На лестничной площадке выше третьего этажа дома номер восемь сидела милая трёхцветная кошечка. Гулко топоча мимо кошечки прошествовал мизерабль, источая парфюмерные волны, затем внизу скрипнула и хлопнула подъездная дверь и снова наступила тишина.


— Лика, ты точно не будешь есть это?
— Нет, «это», я думаю, просто не может быть съедобным.
— Но я же всё сделала точно по рецепту.
— Эля, пожалуйста, не обижайся, ты всё как всегда перепутала.

Две интересные и очень интеллигентные дамы младшего элегантного возраста и старшего элегантного возраста каждое утро вместо зарядки проводят разминочную пикировку.
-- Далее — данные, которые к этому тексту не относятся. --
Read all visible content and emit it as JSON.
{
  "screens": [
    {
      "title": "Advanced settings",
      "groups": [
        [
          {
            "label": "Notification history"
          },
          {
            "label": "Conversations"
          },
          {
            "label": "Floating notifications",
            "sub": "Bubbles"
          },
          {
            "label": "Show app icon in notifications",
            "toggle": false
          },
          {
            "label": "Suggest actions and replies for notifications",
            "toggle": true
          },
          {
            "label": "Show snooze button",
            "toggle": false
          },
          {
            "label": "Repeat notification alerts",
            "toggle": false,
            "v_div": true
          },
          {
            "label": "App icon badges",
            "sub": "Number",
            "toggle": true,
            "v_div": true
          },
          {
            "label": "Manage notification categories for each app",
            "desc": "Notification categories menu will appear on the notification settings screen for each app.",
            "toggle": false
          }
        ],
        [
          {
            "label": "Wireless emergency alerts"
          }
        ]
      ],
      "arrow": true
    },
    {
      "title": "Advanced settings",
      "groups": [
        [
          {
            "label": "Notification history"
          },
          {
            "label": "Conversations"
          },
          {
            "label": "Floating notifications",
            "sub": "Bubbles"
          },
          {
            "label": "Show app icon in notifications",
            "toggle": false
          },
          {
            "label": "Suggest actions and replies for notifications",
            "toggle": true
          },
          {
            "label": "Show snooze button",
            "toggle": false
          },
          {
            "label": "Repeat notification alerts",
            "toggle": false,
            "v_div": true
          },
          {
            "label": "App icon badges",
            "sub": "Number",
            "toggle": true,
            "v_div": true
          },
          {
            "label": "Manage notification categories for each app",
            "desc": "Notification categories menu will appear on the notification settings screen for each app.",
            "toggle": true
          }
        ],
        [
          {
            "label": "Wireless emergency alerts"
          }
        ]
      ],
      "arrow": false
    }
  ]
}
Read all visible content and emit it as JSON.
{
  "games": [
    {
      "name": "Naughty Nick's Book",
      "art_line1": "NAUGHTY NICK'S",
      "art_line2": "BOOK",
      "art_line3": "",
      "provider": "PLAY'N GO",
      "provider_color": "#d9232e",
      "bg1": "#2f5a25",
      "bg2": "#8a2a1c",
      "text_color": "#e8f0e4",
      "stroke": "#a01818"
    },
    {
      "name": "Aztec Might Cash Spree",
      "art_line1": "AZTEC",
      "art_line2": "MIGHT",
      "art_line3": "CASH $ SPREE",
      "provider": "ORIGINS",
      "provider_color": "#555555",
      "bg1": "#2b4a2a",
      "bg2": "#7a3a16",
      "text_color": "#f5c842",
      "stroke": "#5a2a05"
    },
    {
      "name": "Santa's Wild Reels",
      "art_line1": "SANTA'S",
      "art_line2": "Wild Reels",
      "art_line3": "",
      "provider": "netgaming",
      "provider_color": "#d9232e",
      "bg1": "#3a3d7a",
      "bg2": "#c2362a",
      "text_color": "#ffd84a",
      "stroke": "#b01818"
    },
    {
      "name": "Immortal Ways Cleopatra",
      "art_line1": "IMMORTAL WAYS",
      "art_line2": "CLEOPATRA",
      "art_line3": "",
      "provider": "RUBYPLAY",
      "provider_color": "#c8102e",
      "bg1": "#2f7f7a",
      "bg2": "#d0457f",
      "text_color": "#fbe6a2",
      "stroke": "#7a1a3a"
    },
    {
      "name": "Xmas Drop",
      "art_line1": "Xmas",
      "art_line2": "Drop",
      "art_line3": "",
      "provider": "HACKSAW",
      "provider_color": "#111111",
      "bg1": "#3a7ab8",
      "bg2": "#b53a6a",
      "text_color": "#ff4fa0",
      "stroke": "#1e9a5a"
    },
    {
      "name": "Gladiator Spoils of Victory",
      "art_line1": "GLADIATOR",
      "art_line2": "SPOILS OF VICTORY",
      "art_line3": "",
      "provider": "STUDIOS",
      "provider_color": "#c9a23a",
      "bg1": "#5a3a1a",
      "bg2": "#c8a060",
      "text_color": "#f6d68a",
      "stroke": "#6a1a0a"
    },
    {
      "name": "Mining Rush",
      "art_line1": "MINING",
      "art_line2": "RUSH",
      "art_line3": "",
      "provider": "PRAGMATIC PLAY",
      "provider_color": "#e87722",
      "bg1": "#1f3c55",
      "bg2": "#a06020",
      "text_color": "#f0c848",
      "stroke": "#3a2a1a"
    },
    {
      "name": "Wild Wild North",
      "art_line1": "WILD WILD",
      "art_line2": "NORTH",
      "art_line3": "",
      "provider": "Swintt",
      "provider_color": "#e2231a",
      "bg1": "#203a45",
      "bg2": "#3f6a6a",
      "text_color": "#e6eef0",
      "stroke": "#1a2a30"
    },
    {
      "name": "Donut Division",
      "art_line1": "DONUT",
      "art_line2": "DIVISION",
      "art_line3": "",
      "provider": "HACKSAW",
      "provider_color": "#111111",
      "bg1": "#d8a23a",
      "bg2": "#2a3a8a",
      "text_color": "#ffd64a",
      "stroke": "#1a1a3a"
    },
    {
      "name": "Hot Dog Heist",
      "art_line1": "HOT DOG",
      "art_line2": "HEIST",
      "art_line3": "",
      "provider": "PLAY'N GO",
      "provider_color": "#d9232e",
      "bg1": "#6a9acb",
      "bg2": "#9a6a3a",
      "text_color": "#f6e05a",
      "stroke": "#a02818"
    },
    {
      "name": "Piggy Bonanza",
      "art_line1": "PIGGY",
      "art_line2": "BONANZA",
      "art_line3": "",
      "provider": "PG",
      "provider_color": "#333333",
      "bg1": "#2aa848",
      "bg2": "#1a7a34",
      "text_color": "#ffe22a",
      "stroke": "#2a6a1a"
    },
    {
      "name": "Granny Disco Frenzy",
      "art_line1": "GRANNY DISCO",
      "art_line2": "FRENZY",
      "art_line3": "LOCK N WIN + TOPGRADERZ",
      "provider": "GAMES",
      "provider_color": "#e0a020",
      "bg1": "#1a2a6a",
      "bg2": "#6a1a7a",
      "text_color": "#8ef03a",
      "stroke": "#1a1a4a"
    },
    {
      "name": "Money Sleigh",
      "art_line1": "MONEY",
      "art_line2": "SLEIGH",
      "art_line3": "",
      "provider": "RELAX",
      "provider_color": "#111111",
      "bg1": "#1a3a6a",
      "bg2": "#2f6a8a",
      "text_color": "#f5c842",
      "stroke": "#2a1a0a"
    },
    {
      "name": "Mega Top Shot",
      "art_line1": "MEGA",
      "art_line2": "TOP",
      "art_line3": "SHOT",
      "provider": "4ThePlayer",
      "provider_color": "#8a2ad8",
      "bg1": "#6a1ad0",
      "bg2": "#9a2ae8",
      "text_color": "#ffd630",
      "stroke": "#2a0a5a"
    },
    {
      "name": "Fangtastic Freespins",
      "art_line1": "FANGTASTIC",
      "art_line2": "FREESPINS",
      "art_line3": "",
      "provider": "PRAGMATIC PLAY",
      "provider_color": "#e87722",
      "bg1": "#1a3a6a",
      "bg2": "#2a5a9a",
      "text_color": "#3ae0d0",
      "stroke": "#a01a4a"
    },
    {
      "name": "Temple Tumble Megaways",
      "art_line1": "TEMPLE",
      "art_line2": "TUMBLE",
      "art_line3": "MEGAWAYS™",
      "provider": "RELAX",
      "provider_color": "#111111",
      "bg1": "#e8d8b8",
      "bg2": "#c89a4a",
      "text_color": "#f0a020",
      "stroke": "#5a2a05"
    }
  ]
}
Каждой из них предстоит весьма не простой день, насыщенный интересными делами, волнующими встречами, яркими приключениями. Они родственницы, но не близкие, когда-то это родство было принято называть «кузины», но обе они считают такое определение вульгарным и неупотребимым в приличном обществе. Обе они «понаехавшие» в «нерезиновую», и эту «нерезиновую» покорившие, они вжились, ассимилировались, притерпелись, и теперь ни одна сволочь не сможет не то, чтобы попрекнуть, даже заметить хоть какое-то малейшее отличие от коренных, в третьем поколении, на каком-то этапе им обеим это было очень важно, от этого зависела их карьера, их судьба. Но прошлое всё равно иногда нет-нет, да и достанет, настигнет, когда не ждали.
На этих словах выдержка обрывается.